In May, the U.S. Court of Appeals for the 2nd Circuit said that, because the town contains predominantly Christian clergy, it should invite non-Christians from other jurisdictions to invite to pray at its own town meetings and take other uncommon steps to ensure that non-Christians do not “feel like outsiders.”
“Since this nation’s founding, public meetings have been opened with prayers offered according to the conscience of the speaker. There is no legal reason why a town can’t do this today with people from within its own community,” said Senior Counsel David Cortman.
“Secularist groups cannot be allowed to force local governments to implement unconventional hurdles that effectively eliminate prayers by making them too cumbersome to take place,” he continued. “The district court rightly affirmed the constitutionality of the town’s policy, and we trust the Supreme Court will, too.”
The Greece Town Board opens public meetings with prayers offered by clergy and other interested residents within the town’s borders who are invited through a random selection process. On behalf of two residents who object to such prayers, Americans United for Separation of Church and State appealed a 2010 federal court ruling that upheld the constitutionality of the town’s practice.
AU filed its lawsuit against the town of Greece in 2008 on behalf of residents Susan Galloway and Linda Stephens, who alleged that the opening invocations at town meetings are unconstitutional. A district court disagreed, and the 2nd Circuit’s decision also rejected the idea that such prayers are automatically unconstitutional.

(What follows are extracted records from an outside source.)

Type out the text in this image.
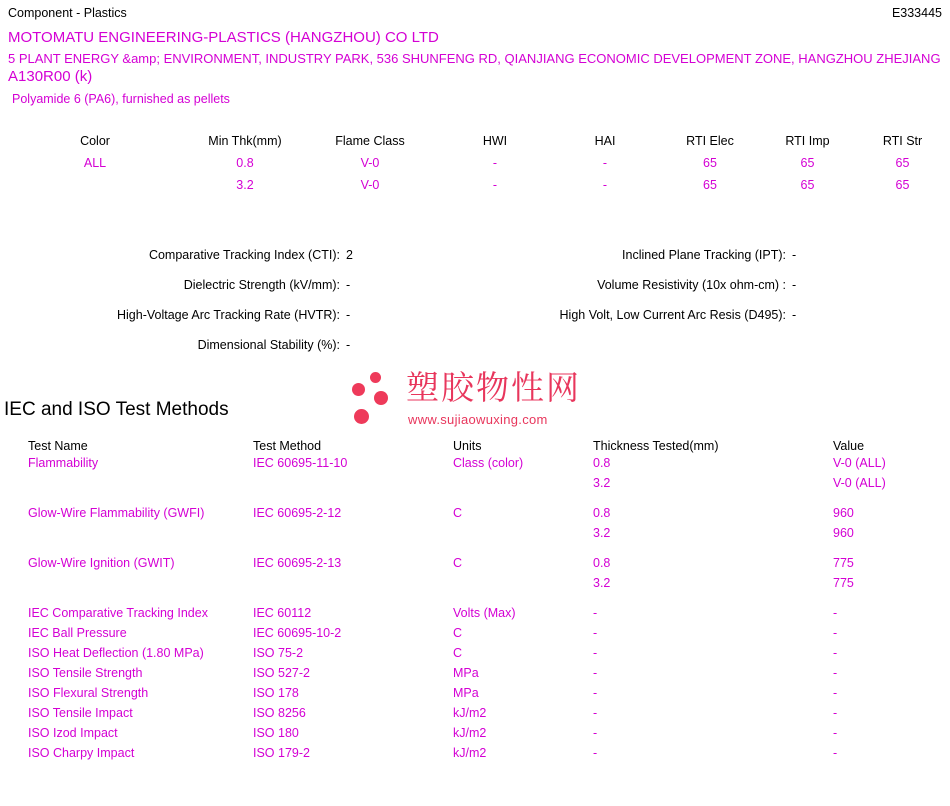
Component - Plastics	E333445
MOTOMATU ENGINEERING-PLASTICS (HANGZHOU) CO LTD
5 PLANT ENERGY &amp; ENVIRONMENT, INDUSTRY PARK, 536 SHUNFENG RD, QIANJIANG ECONOMIC DEVELOPMENT ZONE, HANGZHOU ZHEJIANG
A130R00 (k)
Polyamide 6 (PA6), furnished as pellets
Color	Min Thk(mm)	Flame Class	HWI	HAI	RTI Elec	RTI Imp	RTI Str
ALL	0.8	V-0	-	-	65	65	65
	3.2	V-0	-	-	65	65	65
Comparative Tracking Index (CTI):	2	Inclined Plane Tracking (IPT):	-
Dielectric Strength (kV/mm):	-	Volume Resistivity (10x ohm-cm) :	-
High-Voltage Arc Tracking Rate (HVTR):	-	High Volt, Low Current Arc Resis (D495):	-
Dimensional Stability (%):	-		
塑胶物性网
www.sujiaowuxing.com
IEC and ISO Test Methods
Test Name	Test Method	Units	Thickness Tested(mm)	Value
Flammability	IEC 60695-11-10	Class (color)	0.8	V-0 (ALL)
			3.2	V-0 (ALL)

Glow-Wire Flammability (GWFI)	IEC 60695-2-12	C	0.8	960
			3.2	960

Glow-Wire Ignition (GWIT)	IEC 60695-2-13	C	0.8	775
			3.2	775

IEC Comparative Tracking Index	IEC 60112	Volts (Max)	-	-
IEC Ball Pressure	IEC 60695-10-2	C	-	-
ISO Heat Deflection (1.80 MPa)	ISO 75-2	C	-	-
ISO Tensile Strength	ISO 527-2	MPa	-	-
ISO Flexural Strength	ISO 178	MPa	-	-
ISO Tensile Impact	ISO 8256	kJ/m2	-	-
ISO Izod Impact	ISO 180	kJ/m2	-	-
ISO Charpy Impact	ISO 179-2	kJ/m2	-	-
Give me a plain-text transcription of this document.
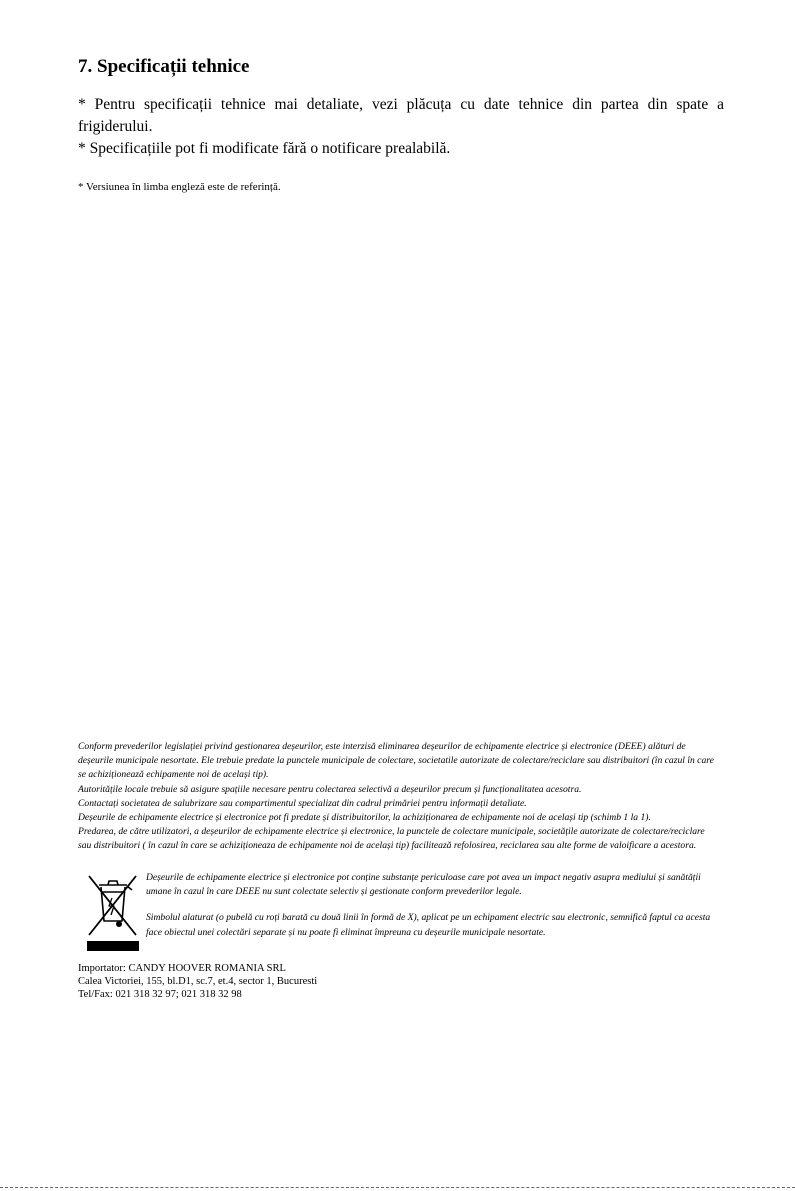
7. Specificații tehnice

* Pentru specificații tehnice mai detaliate, vezi plăcuța cu date tehnice din partea din spate a frigiderului.

* Specificațiile pot fi modificate fără o notificare prealabilă.

* Versiunea în limba engleză este de referință.

Conform prevederilor legislației privind gestionarea deșeurilor, este interzisă eliminarea deșeurilor de echipamente electrice și electronice (DEEE) alături de deșeurile municipale nesortate. Ele trebuie predate la punctele municipale de colectare, societatile autorizate de colectare/reciclare sau distribuitori (în cazul în care se achiziționează echipamente noi de același tip).

Autoritățile locale trebuie să asigure spațiile necesare pentru colectarea selectivă a deșeurilor precum și funcționalitatea acesotra.

Contactați societatea de salubrizare sau compartimentul specializat din cadrul primăriei pentru informații detaliate.

Deșeurile de echipamente electrice și electronice pot fi predate și distribuitorilor, la achiziționarea de echipamente noi de același tip (schimb 1 la 1).

Predarea, de către utilizatori, a deșeurilor de echipamente electrice și electronice, la punctele de colectare municipale, societățile autorizate de colectare/reciclare sau distribuitori ( în cazul în care se achiziționeaza de echipamente noi de același tip) facilitează refolosirea, reciclarea sau alte forme de valoificare a acestora.

Deșeurile de echipamente electrice și electronice pot conține substanțe periculoase care pot avea un impact negativ asupra mediului și sanătății umane în cazul în care DEEE nu sunt colectate selectiv și gestionate conform prevederilor legale.

Simbolul alaturat (o pubelă cu roți barată cu două linii în formă de X), aplicat pe un echipament electric sau electronic, semnifică faptul ca acesta face obiectul unei colectări separate și nu poate fi eliminat împreuna cu deșeurile municipale nesortate.

Importator: CANDY HOOVER ROMANIA SRL
Calea Victoriei, 155, bl.D1, sc.7, et.4, sector 1, Bucuresti
Tel/Fax: 021 318 32 97; 021 318 32 98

However, the 2nd Circuit reversed the district court ruling in favor of the town because the town did not invite non-Christian clergy from outside the town, did not take an uncommon extra step to publicly “explain that it intended the prayers to solemnize board meetings, rather than to affiliate the town with any particular creed,” and did not avoid the use of words like “let us pray” when spoken by prayer-givers.
The court, while stating that it is not advocating for scrutiny of the words of prayers, nonetheless reasoned that such phrases could have been interpreted by some as prayer on behalf of the town.
“The Constitution has never required any local government to engage in such gymnastics to have prayer, as is clearly seen by the prayers of America’s Founding Fathers,” explained lead counsel and allied attorney Tom Hungar with the Washington, D.C., law firm Gibson, Dunn & Crutcher LLP.
“Those who offer such prayers have a right protected by the First Amendment to engage in speech of this sort that reflects their own religion and conscience. That does not make the prayers an endorsement by the town itself of any particular faith.”